LGBTQ Entertainment News


A drag queen who loves marine science has found a creative way to combine her two passions through a conservation project called “Drag ‘n Tag.”

Miss Toto’s annual Drag ‘n Tag boat expeditions involve shark-tagging, fundraising, and drag performances. She conceived of the idea with her friend Jake, a scientist, and the Miami marine organization Field School helped make their dream a reality.

 “In the morning, we’ll go out to whatever destination that we’re going to, and it usually is me and two or three other drag performers, drag kings, drag queens, whoever I’m able to ask,” Miss Toto told Attitude. She explained that the team then briefs guests on “the science behind all the research that we’re doing, because the data collection aspect actually is being used for science.”

Then, while waiting for sharks, it’s time for the drag shows. And if it wasn’t enough to combine drag and marine research, the money from the trips also goes to Florida’s Pride Lines organization to benefit LGBTQ+ youth.
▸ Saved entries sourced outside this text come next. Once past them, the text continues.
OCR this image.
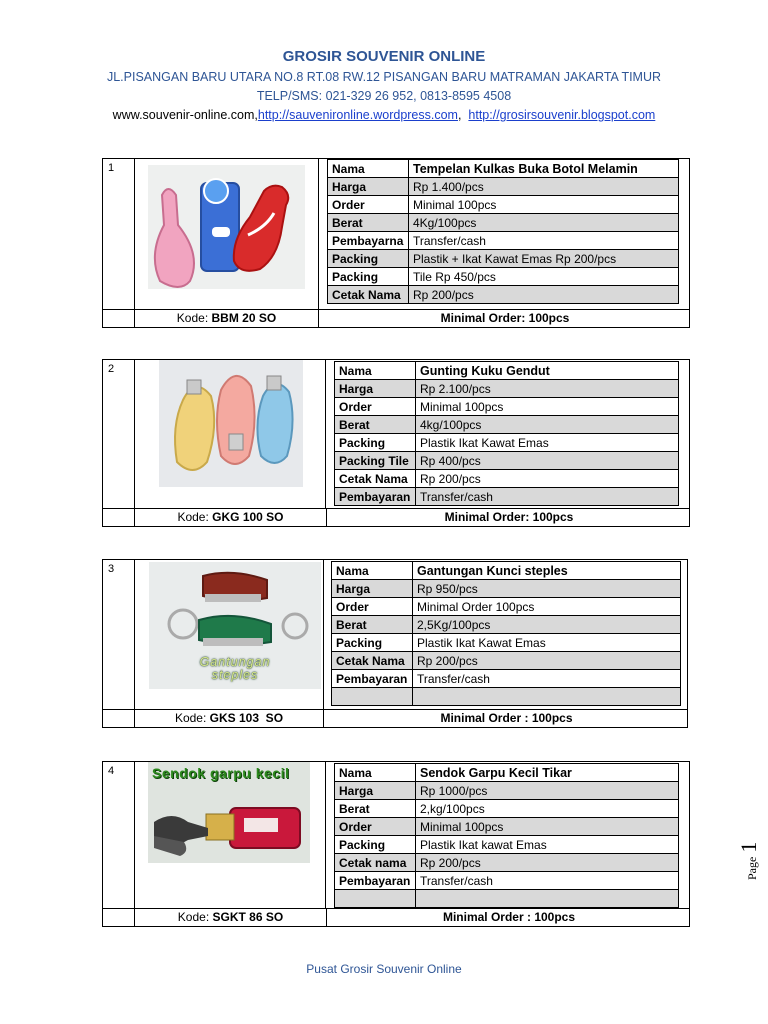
GROSIR SOUVENIR ONLINE
JL.PISANGAN BARU UTARA NO.8 RT.08 RW.12 PISANGAN BARU MATRAMAN JAKARTA TIMUR
TELP/SMS: 021-329 26 952, 0813-8595 4508
www.souvenir-online.com,http://sauvenironline.wordpress.com,  http://grosirsouvenir.blogspot.com
1	Nama	Tempelan Kulkas Buka Botol Melamin
Harga	Rp 1.400/pcs
Order	Minimal 100pcs
Berat	4Kg/100pcs
Pembayarna	Transfer/cash
Packing	Plastik + Ikat Kawat Emas Rp 200/pcs
Packing	Tile Rp 450/pcs
Cetak Nama	Rp 200/pcs
Kode: BBM 20 SO	Minimal Order: 100pcs
2	Nama	Gunting Kuku Gendut
Harga	Rp 2.100/pcs
Order	Minimal 100pcs
Berat	4kg/100pcs
Packing	Plastik Ikat Kawat Emas
Packing Tile	Rp 400/pcs
Cetak Nama	Rp 200/pcs
Pembayaran	Transfer/cash
Kode: GKG 100 SO	Minimal Order: 100pcs
3
Gantungan
steples
Nama	Gantungan Kunci steples
Harga	Rp 950/pcs
Order	Minimal Order 100pcs
Berat	2,5Kg/100pcs
Packing	Plastik Ikat Kawat Emas
Cetak Nama	Rp 200/pcs
Pembayaran	Transfer/cash

Kode: GKS 103  SO	Minimal Order : 100pcs
4	Sendok garpu kecil	Nama	Sendok Garpu Kecil Tikar
Harga	Rp 1000/pcs
Berat	2,kg/100pcs
Order	Minimal 100pcs
Packing	Plastik Ikat kawat Emas
Cetak nama	Rp 200/pcs
Pembayaran	Transfer/cash

Kode: SGKT 86 SO	Minimal Order : 100pcs
Pusat Grosir Souvenir Online
Page 1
Miss Toto hopes her love of the sea can inspire other marginalized folks with similar interests.

“Since I was a kid, I always wanted to be a marine scientist, but I just never saw Black people in this space. And I never saw out queer people in this space. So, I was like, ‘This is not for me.’ But if you can see me and then find something relatable in that hopefully can inspire you to keep pushing in science, keep being loud and being yourself, and being expressive about who you are.”

In an Instagram post celebrating 2023’s Drag ‘n Tag, Miss Toto called it her “favorite event to ever exist.”

Now living in Chicago, Miss Toto can’t go on as many boating expeditions as she wishes she could, but she still dreams of a future in which drag and marine science go hand in hand.

“Maybe one day down the road I will fall back on my science career and my master’s, but my ultimate goal is to be able to do a Steve Irwin-type show with wildlife and sharks, but with me as a drag queen.”

Her goal is to continue to infuse queerness into the space.

“It can be hard for queer people in this field,” Catherine Macdonald, Field School director, told Scientific American last year. “Plenty of them are very quiet about it. We want to create welcoming spaces for visual queerness.”

Miss Toto added, “Marine science, and especially shark science, is a very white male path. So showing that there are people of color, there are women [and] there are queer people is important.”